An upper limit on cellular Trp? Certainly there is the limit of solubility, but below that the level achieved in any cell will depend on the kinetic properties of the LAT1 transporter bringing Trp into the cell and the kinetic properties of the enzymes that consume Trp. An amazing feature of LAT1 is that is exhibits kinetic asymmetry - the Km for Trp uptake is 1000-fold less than the Km for Trp export. I don't know for sure yet, but I think this plays a role in allowing very high intracellular Trp. Measuring intracellular Trp is not as easy as you might think, especially when you want to measure it in a sub population of cells making up only 1% of the total number of cells. ME/CFS research, especially metabolomics, has been so focused on measurements in plasma that we tend to forget the problems you encounter when you want to know what's happening in the cytosol of a given cell type. If you've followed my talks, you've probably sensed my chagrin that it's taken us so long to make this measurement. I promise you I am at least as frustrated by this as you are. Remember we have to measure kynurenine too and that's 10-fold lower in concentration even in normal cells. I think we are getting close. What we need is biochemical evidence of the trap being sprung. It's always possible that plasmacytoid dendritic cells are not in the trap even though serotonergic neurons ARE in the trap.
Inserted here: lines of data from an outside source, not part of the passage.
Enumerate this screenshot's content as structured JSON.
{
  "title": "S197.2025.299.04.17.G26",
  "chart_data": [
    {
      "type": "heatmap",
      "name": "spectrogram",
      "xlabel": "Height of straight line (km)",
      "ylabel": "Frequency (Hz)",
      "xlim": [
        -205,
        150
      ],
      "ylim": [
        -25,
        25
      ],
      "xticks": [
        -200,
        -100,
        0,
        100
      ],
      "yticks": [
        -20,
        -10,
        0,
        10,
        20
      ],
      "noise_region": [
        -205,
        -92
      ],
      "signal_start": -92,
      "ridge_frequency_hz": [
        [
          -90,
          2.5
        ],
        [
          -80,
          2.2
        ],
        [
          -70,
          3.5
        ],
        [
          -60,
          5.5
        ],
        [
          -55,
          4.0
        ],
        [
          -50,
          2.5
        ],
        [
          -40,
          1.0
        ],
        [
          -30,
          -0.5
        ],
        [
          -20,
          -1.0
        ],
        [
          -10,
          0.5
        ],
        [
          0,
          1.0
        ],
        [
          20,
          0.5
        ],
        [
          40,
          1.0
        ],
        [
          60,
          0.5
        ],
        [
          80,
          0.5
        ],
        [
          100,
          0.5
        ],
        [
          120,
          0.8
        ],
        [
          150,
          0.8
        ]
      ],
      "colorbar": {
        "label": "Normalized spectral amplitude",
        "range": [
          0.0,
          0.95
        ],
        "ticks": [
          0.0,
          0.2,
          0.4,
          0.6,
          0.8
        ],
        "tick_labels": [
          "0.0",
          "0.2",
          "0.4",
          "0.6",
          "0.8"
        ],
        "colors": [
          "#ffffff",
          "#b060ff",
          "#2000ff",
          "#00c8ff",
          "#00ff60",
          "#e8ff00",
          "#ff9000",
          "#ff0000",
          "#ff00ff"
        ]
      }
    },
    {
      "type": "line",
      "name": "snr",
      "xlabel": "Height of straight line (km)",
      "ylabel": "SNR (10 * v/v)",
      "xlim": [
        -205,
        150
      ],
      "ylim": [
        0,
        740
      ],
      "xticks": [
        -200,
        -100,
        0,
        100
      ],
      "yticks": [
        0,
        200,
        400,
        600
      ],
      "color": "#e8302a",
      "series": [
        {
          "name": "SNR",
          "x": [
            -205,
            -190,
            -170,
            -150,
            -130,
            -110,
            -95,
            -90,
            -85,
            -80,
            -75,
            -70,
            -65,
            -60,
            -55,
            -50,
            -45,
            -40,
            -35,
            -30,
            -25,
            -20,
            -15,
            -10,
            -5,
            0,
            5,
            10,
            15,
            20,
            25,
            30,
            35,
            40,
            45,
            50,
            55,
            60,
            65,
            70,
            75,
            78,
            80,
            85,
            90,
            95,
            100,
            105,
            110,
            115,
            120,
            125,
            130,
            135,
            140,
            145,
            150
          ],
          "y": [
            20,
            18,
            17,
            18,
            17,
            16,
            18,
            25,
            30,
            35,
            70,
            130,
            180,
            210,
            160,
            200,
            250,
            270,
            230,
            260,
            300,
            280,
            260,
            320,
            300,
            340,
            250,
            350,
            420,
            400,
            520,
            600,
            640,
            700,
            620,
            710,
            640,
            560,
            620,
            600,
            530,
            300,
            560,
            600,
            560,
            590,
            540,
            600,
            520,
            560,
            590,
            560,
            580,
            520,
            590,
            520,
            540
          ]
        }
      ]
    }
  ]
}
This is why some critics think we are wasting precious time on dendritic cells and we should instead be measuring these metabolites in serotonergic nerves in the midbrain. Unfortunately, I don't know how to do that either - yet. There's a common story in physics research describing theoretical physicists flying around the world trying to get an experimental physicist to make a particular measurement. I've been on both sides of the experimental/theoretical fence in biology. Both are hard - sometimes, really hard. Once we can measure these things with accuracy and precision, correlations will become easy to plot.